People are also trading
This would slot in at a task length of, perhaps, 4 hours on the METR benchmark, in my opinion. AI systems are forecast to hit 4 hours well before the end of 2026, so this is a good gauge on how BS that benchmark is, from my perspective.
They don't claim it's the time horizon of AI in all tasks though, so I don't see how this makes sense as criticism of METR themselves. Ppl do infer stuff about other domains from this benchmark's result and it's not silly to attempt doing so, it's just silly to assume it will hold 1-to-1 with other domains
@bens What about this as a way to resolve the market? In 2026 you WILL do one AI written newsletter, with minimal formatting. If people can tell that it’s AI slop, the market resolves no. If they can’t, it resolves yes. This is less ambiguous and maybe builds (some) interest in the newsletter.

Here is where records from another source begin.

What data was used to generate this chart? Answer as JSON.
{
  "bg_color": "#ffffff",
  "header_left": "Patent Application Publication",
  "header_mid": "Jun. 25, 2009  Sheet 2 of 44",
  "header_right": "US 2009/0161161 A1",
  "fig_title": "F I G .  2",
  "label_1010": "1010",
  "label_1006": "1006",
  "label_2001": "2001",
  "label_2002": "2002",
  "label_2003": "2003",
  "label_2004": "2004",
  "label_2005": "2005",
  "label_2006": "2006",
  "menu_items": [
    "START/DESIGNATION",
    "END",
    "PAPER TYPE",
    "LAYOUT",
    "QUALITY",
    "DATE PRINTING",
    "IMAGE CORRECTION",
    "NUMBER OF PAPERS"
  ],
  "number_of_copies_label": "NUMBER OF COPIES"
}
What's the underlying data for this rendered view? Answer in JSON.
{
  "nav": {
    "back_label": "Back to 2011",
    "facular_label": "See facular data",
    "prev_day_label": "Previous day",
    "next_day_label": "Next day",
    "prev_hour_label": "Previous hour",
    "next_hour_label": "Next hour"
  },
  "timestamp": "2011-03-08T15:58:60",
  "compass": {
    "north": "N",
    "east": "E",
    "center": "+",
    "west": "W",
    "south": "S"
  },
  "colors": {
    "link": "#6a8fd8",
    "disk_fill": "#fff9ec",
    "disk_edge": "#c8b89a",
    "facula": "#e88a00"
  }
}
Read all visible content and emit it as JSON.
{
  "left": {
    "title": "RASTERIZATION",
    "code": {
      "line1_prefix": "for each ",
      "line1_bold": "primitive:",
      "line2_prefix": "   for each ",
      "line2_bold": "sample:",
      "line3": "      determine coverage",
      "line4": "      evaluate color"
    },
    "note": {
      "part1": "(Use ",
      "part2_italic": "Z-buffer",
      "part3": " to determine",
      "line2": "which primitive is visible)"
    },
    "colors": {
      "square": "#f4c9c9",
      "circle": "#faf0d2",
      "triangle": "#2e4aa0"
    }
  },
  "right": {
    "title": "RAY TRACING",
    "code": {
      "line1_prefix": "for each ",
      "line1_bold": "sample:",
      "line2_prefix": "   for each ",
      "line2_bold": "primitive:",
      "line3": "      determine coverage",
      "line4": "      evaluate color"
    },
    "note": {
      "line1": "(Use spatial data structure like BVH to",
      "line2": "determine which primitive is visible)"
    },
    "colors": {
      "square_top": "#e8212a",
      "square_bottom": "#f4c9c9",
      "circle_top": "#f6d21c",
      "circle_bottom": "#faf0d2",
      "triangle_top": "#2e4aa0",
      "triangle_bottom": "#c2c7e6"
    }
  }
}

@bens I think this could be tricky to operationalize, and I'd probably want to make it as a separate market, lol, also given that the current capabilities of AI fall a good deal short, I don't want to subject the audience of Above the Fold to reputation-degrading slop
fwiw I think it's likely that frontier models will retain some identifiable AI-isms that make it decently easy to tell that something is written by AI, despite being content-wise totally passable and engaging. If someone sees AI-isms and immediately has a strong negative reaction, they may view the generated newsletter negatively for example, but imo this market makes more sense if it tries to exclude style-level AI-isms and focuses on content / overall narrative. Basically if someone from 2015 read it and didn't know about AI-isms, would they be engaged. But that's just my opinion, lmk what you think ben
@bens I think it would be fun to read. And as someone who doesn’t always read the above the fold column, it’d give me extra insentive to find the fake. . . . Also, AI is getting better at imitating style. And the prompt could include rules about em dashes or what have you — though to be honest, as someone who uses em dashes, I think that tell is becoming an overrated indicator.